Typical scatterplots

Before discussing specific examples let us look at the correlations of some scatterplots between two variables.

  • Plot A shows a perfect positive correlation

  • plot B shows a perfect negative correlation

  • Plot C shows an extremely strong positive correlation

  • Plot D shows an extremely strong negative correlation.

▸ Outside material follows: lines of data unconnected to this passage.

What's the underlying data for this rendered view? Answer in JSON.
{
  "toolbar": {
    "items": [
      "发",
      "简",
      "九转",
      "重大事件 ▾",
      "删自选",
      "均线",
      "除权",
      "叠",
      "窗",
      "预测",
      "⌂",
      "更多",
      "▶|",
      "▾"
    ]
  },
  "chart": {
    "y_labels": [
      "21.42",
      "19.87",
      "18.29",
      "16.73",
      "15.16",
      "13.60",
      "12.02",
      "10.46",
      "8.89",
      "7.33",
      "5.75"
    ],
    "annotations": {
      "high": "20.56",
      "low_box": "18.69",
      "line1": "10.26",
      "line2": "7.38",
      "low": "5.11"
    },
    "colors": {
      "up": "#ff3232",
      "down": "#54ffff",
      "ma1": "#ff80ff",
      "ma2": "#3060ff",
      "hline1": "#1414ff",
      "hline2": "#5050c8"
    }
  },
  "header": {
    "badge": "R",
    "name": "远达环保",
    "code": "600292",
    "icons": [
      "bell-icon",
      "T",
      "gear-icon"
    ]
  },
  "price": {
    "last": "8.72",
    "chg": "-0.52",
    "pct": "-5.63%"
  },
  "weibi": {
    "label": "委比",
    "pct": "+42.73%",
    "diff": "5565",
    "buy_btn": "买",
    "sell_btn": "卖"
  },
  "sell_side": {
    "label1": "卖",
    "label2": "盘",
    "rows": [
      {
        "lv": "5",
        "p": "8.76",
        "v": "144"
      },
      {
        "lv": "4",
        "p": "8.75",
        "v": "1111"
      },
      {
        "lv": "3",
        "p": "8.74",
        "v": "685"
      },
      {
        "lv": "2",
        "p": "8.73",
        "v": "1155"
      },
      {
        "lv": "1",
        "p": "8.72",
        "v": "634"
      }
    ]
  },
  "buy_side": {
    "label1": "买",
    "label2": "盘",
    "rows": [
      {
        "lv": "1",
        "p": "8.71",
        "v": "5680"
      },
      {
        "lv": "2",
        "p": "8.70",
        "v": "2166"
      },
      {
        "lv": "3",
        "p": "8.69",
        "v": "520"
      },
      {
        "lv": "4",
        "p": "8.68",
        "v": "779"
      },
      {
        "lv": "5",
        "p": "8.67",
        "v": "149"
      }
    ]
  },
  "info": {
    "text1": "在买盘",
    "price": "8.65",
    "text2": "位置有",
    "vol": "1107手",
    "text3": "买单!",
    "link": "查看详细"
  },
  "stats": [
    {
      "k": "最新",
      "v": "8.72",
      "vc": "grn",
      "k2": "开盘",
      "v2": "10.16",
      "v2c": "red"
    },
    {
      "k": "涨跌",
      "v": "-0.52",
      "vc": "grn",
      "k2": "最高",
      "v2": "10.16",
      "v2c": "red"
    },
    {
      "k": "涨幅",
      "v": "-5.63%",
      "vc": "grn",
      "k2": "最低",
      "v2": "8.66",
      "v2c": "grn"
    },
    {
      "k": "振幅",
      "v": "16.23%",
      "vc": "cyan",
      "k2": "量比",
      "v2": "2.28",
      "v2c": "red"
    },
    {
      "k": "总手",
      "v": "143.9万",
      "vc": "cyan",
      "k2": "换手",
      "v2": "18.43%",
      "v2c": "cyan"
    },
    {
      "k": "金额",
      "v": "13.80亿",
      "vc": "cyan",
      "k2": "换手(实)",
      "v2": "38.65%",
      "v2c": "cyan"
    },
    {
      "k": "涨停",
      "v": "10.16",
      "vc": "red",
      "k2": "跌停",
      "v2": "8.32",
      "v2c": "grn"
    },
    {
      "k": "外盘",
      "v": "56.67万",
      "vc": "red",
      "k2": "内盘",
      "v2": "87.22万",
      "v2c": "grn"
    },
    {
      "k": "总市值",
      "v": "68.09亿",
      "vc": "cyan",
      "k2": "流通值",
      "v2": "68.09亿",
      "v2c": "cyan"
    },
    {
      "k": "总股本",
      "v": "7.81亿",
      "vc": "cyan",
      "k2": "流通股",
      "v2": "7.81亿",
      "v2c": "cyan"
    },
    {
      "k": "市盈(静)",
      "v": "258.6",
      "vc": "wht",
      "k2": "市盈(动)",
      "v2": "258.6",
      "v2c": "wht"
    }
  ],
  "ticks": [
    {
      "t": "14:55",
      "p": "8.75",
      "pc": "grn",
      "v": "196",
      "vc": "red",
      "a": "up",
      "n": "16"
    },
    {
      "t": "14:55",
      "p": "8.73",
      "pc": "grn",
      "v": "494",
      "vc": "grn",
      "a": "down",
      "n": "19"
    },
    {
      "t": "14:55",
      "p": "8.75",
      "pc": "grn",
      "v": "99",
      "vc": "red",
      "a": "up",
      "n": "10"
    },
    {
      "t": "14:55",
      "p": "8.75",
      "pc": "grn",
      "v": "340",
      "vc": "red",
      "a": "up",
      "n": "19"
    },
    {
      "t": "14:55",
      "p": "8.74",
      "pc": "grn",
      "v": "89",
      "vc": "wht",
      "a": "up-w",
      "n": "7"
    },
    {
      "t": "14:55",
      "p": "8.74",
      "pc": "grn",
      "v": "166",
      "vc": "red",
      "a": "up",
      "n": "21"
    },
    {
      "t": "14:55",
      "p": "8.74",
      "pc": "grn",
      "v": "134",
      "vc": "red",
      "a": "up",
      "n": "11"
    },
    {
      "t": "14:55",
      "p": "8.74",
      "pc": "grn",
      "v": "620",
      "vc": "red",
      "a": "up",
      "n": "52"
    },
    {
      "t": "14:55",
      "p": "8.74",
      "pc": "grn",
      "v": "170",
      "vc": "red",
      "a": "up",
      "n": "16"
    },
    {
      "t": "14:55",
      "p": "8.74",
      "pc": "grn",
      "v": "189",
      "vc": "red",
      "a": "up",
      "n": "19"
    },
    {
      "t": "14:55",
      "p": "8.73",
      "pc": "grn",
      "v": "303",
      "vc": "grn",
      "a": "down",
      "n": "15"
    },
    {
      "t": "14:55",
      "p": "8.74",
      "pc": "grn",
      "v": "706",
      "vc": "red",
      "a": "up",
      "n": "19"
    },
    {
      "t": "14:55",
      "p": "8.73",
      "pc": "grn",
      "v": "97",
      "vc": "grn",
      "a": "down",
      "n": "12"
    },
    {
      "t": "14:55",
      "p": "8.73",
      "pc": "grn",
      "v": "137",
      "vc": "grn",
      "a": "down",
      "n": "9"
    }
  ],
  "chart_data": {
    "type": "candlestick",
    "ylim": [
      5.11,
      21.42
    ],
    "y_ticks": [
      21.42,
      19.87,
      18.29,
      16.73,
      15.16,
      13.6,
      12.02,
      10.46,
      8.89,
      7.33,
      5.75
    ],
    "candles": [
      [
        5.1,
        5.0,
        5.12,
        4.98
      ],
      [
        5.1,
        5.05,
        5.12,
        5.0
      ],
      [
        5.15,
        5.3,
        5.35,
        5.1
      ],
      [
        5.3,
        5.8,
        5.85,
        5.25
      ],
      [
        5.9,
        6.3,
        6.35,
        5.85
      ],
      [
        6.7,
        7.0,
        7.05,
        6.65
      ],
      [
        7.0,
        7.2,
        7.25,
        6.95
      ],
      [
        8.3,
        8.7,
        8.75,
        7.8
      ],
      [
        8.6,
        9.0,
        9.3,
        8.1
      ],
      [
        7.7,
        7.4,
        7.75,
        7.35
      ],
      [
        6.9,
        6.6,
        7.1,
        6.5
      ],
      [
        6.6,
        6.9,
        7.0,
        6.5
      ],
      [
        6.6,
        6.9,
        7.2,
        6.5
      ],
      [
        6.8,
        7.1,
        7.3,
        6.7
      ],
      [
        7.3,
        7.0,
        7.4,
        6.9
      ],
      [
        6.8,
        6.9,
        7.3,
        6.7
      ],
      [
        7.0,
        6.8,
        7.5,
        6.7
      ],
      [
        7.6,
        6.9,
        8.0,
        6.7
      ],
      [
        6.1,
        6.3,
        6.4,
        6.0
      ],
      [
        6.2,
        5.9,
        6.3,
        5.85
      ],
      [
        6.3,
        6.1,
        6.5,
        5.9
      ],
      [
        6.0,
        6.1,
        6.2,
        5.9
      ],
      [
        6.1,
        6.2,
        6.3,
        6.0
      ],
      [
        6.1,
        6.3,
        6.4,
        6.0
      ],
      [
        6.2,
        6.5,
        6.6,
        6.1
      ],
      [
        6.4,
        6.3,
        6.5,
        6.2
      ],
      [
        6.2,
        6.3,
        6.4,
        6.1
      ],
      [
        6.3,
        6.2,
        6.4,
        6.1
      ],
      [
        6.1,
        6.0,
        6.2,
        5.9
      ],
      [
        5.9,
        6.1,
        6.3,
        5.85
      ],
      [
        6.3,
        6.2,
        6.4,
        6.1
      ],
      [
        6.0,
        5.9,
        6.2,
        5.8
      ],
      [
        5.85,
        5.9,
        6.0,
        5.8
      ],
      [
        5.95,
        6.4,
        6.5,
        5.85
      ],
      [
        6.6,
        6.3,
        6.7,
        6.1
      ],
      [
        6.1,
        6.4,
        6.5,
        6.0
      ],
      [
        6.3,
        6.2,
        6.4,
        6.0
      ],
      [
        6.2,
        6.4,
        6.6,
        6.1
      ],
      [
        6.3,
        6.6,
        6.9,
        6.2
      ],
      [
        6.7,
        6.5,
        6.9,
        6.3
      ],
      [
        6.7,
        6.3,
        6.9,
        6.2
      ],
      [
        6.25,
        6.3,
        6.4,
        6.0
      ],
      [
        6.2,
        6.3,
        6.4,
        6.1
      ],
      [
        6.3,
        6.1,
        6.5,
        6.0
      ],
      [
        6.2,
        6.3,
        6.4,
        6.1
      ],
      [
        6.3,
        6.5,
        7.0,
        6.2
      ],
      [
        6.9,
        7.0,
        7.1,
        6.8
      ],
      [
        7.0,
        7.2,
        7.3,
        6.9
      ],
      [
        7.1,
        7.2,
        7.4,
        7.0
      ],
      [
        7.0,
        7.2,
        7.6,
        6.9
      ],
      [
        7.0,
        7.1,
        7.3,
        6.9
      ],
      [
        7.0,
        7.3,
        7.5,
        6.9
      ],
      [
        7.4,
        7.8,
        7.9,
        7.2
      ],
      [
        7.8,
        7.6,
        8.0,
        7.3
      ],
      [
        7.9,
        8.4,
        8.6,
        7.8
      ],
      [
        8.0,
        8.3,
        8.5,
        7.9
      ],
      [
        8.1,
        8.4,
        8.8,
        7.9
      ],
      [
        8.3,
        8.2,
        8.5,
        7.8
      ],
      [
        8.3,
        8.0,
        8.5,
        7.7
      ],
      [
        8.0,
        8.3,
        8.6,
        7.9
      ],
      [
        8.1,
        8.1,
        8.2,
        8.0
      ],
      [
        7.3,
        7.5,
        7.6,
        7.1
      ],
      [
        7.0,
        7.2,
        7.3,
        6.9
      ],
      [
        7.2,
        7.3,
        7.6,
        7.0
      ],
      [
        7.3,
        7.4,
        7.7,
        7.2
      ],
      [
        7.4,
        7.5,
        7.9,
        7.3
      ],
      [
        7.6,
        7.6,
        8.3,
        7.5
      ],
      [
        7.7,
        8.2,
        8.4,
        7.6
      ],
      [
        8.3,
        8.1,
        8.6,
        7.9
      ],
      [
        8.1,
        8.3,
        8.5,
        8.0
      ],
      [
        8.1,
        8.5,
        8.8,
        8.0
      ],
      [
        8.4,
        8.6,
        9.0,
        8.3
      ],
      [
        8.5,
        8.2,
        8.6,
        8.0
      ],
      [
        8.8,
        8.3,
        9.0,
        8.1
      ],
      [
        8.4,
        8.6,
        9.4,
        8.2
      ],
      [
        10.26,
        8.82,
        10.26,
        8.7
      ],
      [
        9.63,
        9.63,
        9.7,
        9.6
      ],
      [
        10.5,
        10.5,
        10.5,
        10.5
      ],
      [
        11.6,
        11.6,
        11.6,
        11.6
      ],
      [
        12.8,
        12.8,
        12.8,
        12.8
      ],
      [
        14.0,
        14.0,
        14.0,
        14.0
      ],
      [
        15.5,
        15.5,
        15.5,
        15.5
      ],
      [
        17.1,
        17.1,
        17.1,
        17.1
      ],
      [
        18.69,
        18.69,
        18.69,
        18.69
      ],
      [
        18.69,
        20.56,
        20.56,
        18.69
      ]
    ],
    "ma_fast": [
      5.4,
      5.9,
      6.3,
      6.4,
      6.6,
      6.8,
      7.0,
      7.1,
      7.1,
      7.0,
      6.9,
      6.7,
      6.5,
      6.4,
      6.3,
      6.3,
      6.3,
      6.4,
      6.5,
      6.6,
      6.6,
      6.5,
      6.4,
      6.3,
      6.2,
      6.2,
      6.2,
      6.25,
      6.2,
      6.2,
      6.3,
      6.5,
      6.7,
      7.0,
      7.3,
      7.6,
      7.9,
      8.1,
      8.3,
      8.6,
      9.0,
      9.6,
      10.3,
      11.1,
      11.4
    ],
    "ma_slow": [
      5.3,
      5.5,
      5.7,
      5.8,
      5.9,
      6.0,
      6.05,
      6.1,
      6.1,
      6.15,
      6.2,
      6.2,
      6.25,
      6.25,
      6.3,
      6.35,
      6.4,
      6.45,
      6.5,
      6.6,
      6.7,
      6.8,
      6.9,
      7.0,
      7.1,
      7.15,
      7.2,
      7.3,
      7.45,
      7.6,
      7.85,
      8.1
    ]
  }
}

  • Plot E shows a correlation coefficients that is very close to zero

  • Plot F shows a correlation coefficients that is very close to zero

  • Plot G shows a correlation coefficients that is very close to zero

  • Plot H shows a correlation coefficients that is very close to zero

Realistically, you never expect to see a correlation that is actually perfect in real data. A correlation of zero merely indicates that there is no linear association. This shows the weakness of solely using correlation to assess the relationship between two variables, and demonstrates why it is important to use scatterplots. While plot E contains points that are randomly spread, plot F shows a strong quadratic relationship; the correlation coefficient only measures linear correlation, so will not show quadratic relationships. Likewise, plots G and H show the relationship between two variables when one of the variables is nearly constant, in both cases, the correlation coefficient will have a value that is close to \(0\). Intuitively this makes sense, as the value of the non-constant variable has no bearing on the nearly constant variable. Note that if the nearly constant variable was actually constant then the correlation coefficient would be undefined, the reason for this can be seen by examining the formula for the correlation coefficient. If all \(x_i\)’s are the same value, then all \(x_i = \bar{x}\), which would mean that \(S_{xy} = 0\) and \(S_{xx} = 0\); so \(r\) would be undefined.